00:00 la maladie continue à être là et le virus continue à circuler, à changer, à évoluer,
00:04 mais justement on le surveille parce que justement on essaye de détecter le plus tôt possible
00:09 quand on aura un virus qui pourra mettre en défi les vaccins qui existent.
00:15 Parce qu'actuellement on a des moyens de contrôler la maladie,
00:18 enfin au moins de réduire la fréquence des cas graves de cette maladie,
00:23 grâce aux vaccins, aux traitements, etc.
00:25 Mais certains traitements sont aussi très spécifiques et liés au virus,
00:29 de même que le vaccin, donc c'est pour ça qu'on surveille l'évolution du virus
00:33 pour pouvoir adapter très vite les outils qu'on a pour le combattre
00:38 dès qu'on voit qu'il y a un changement pertinent.
00:41 - Oui mais Mme Briand, ceux qui nous regardent se disent
00:43 "Bon, s'il s'agit de remettre le masque de temps en temps dans les transports
00:46 ou quand je prends les transports, pourquoi pas ?
00:49 Maintenant, s'il s'agit tous de repasser à la seringue,
00:53 peut-être que là il y aura plus de réticence, quoi."

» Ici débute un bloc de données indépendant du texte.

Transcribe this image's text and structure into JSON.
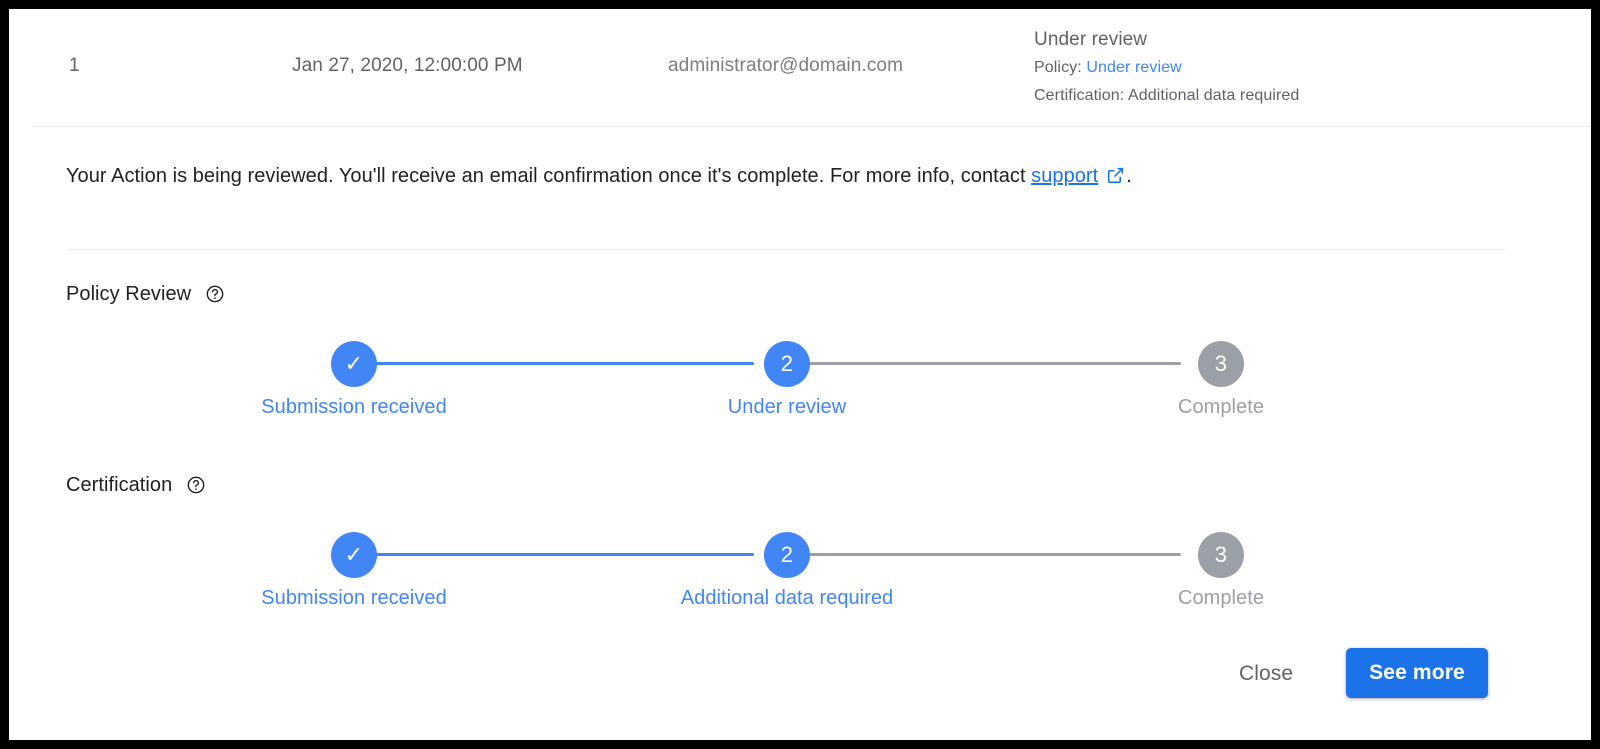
{
  "colors": {
    "accent_blue": "#4285f4",
    "button_blue": "#1a73e8",
    "link_blue": "#1a73e8",
    "inactive_gray": "#9aa0a6",
    "text_dark": "#202124",
    "text_muted": "#5f6368",
    "divider": "#e8eaed",
    "frame": "#000000"
  },
  "header": {
    "index": "1",
    "date": "Jan 27, 2020, 12:00:00 PM",
    "email": "administrator@domain.com",
    "status_title": "Under review",
    "policy_prefix": "Policy:",
    "policy_value": "Under review",
    "certification_line": "Certification: Additional data required"
  },
  "message": {
    "before_link": "Your Action is being reviewed. You'll receive an email confirmation once it's complete. For more info, contact ",
    "link_text": "support",
    "link_icon": "open-in-new-icon",
    "after_link": "."
  },
  "sections": [
    {
      "title": "Policy Review",
      "help_icon": "help-circle-icon",
      "steps": [
        {
          "marker": "✓",
          "label": "Submission received",
          "state": "active"
        },
        {
          "marker": "2",
          "label": "Under review",
          "state": "active"
        },
        {
          "marker": "3",
          "label": "Complete",
          "state": "inactive"
        }
      ],
      "connectors": [
        "done",
        "todo"
      ]
    },
    {
      "title": "Certification",
      "help_icon": "help-circle-icon",
      "steps": [
        {
          "marker": "✓",
          "label": "Submission received",
          "state": "active"
        },
        {
          "marker": "2",
          "label": "Additional data required",
          "state": "active"
        },
        {
          "marker": "3",
          "label": "Complete",
          "state": "inactive"
        }
      ],
      "connectors": [
        "done",
        "todo"
      ]
    }
  ],
  "footer": {
    "close_label": "Close",
    "see_more_label": "See more"
  }
}
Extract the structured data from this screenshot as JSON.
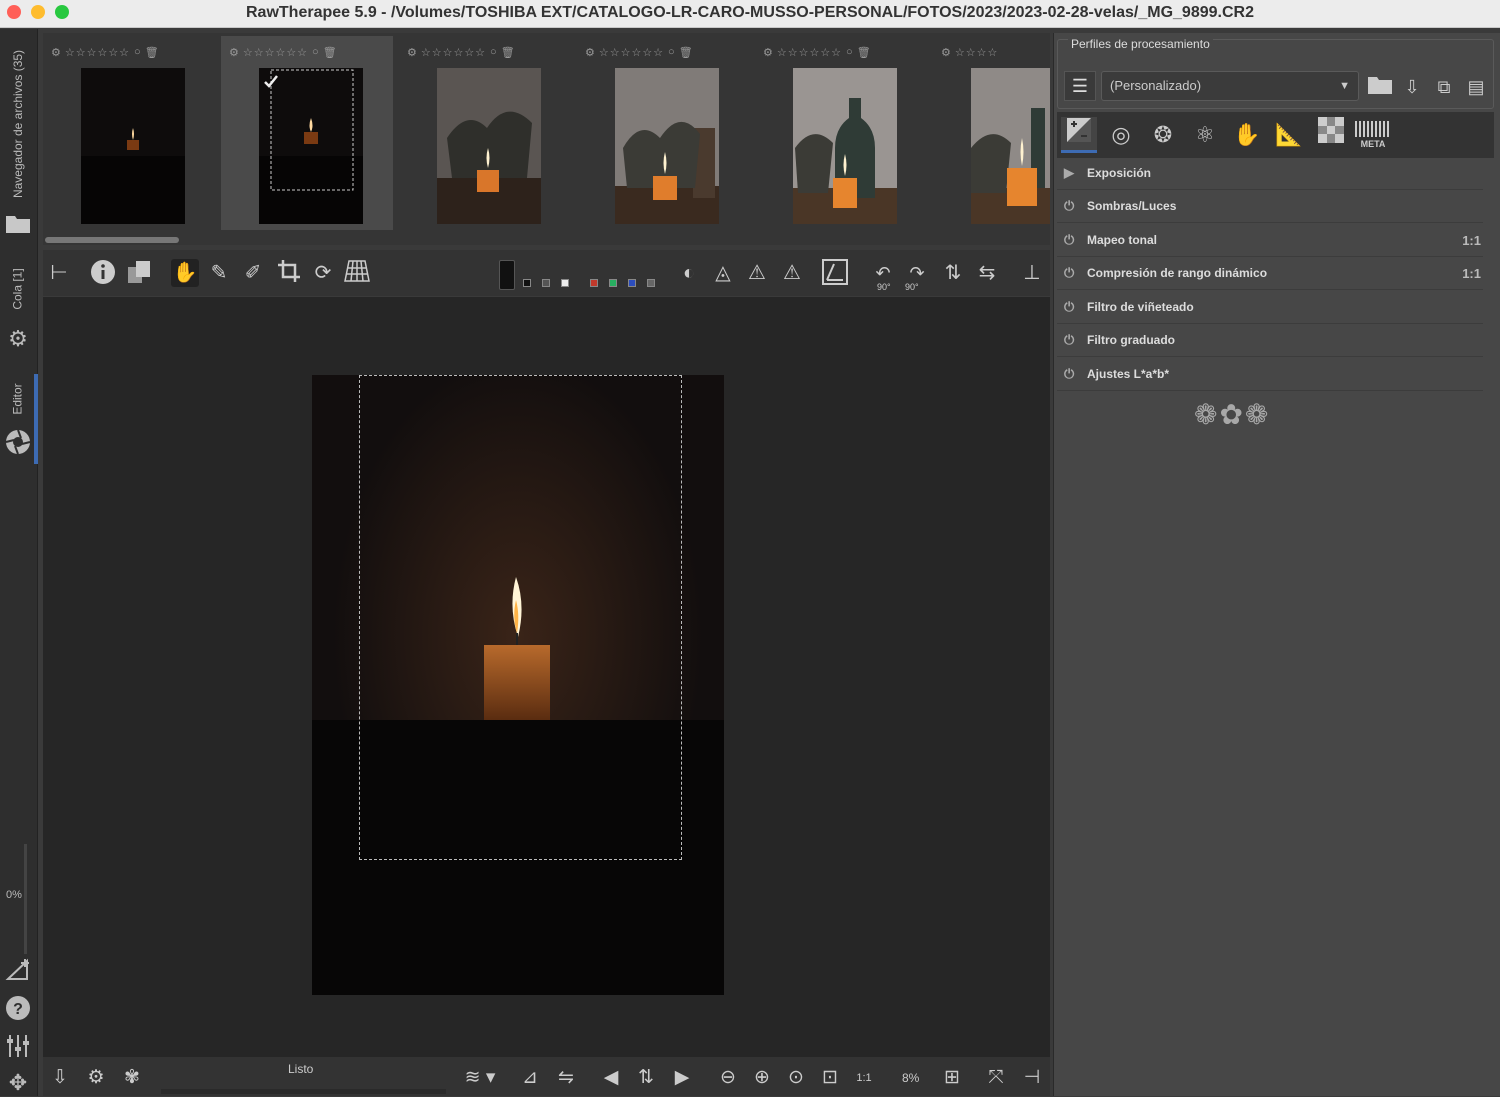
{
  "window": {
    "title": "RawTherapee 5.9 - /Volumes/TOSHIBA EXT/CATALOGO-LR-CARO-MUSSO-PERSONAL/FOTOS/2023/2023-02-28-velas/_MG_9899.CR2"
  },
  "leftbar": {
    "tabs": [
      {
        "label": "Navegador de archivos (35)"
      },
      {
        "label": "Cola [1]"
      },
      {
        "label": "Editor"
      }
    ],
    "progress_label": "0%"
  },
  "filmstrip": {
    "thumbnails": [
      {
        "stars": "☆☆☆☆☆☆",
        "selected": false,
        "checked": false
      },
      {
        "stars": "☆☆☆☆☆☆",
        "selected": true,
        "checked": true
      },
      {
        "stars": "☆☆☆☆☆☆",
        "selected": false,
        "checked": false
      },
      {
        "stars": "☆☆☆☆☆☆",
        "selected": false,
        "checked": false
      },
      {
        "stars": "☆☆☆☆☆☆",
        "selected": false,
        "checked": false
      },
      {
        "stars": "☆☆☆☆",
        "selected": false,
        "checked": false
      }
    ]
  },
  "toolbar": {
    "rotate_left_label": "90°",
    "rotate_right_label": "90°"
  },
  "bottombar": {
    "status": "Listo",
    "zoom": "8%",
    "zoom_fit_label": "1:1"
  },
  "rightpanel": {
    "profiles_title": "Perfiles de procesamiento",
    "profile_selected": "(Personalizado)",
    "meta_tab_label": "META",
    "tools": [
      {
        "label": "Exposición",
        "expander": "▶",
        "badge": ""
      },
      {
        "label": "Sombras/Luces",
        "expander": "⏻",
        "badge": ""
      },
      {
        "label": "Mapeo tonal",
        "expander": "⏻",
        "badge": "1:1"
      },
      {
        "label": "Compresión de rango dinámico",
        "expander": "⏻",
        "badge": "1:1"
      },
      {
        "label": "Filtro de viñeteado",
        "expander": "⏻",
        "badge": ""
      },
      {
        "label": "Filtro graduado",
        "expander": "⏻",
        "badge": ""
      },
      {
        "label": "Ajustes L*a*b*",
        "expander": "⏻",
        "badge": ""
      }
    ],
    "ornament": "❁✿❁"
  },
  "colors": {
    "accent": "#3d6bb3",
    "panel_bg": "#474747",
    "canvas_bg": "#262626"
  }
}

00:56 - Oui, non, je pense que ce n'est pas du tout le scénario envisagé
01:00 parce que même maintenant, on recommande le vaccin en priorité
01:04 pour les personnes à risque, donc c'est les personnes âgées,
01:07 les personnes qui ont des maladies qui peuvent réduire leur immunité,
01:12 des gens qui sont en traitement pour un cancer, etc.
01:15 Donc de toute façon, ça ne sera pas une vaccination généralisée,
01:18 ça sera une vaccination ciblée sur des groupes très à risque
01:21 pour leur éviter d'avoir une maladie grave.
01:24 Et sinon le reste, c'est des préoccupations normales.
01:28 - D'accord, mais il y a peu de chance,
01:32 le risque qu'on ait de nouveau une espèce de variant qui se transforme,
01:38 qui revienne très costaud, on n'est pas menacé pour le moment ?
01:42 - Ça c'est imprévisible, c'est sûr, mais si on regarde la tendance
01:46 que l'on a vue dans les derniers mois, voire la dernière année,
01:52 on voit bien que le virus tend à évoluer vers des formes plus transmissibles,
01:56 mais moins virulentes, en particulier parce que déjà,
02:01 l'immunité de la population est élevée,
02:04 donc les gens qui sont jeunes et en bonne santé,
02:08 ont peu de risque de faire une maladie grave.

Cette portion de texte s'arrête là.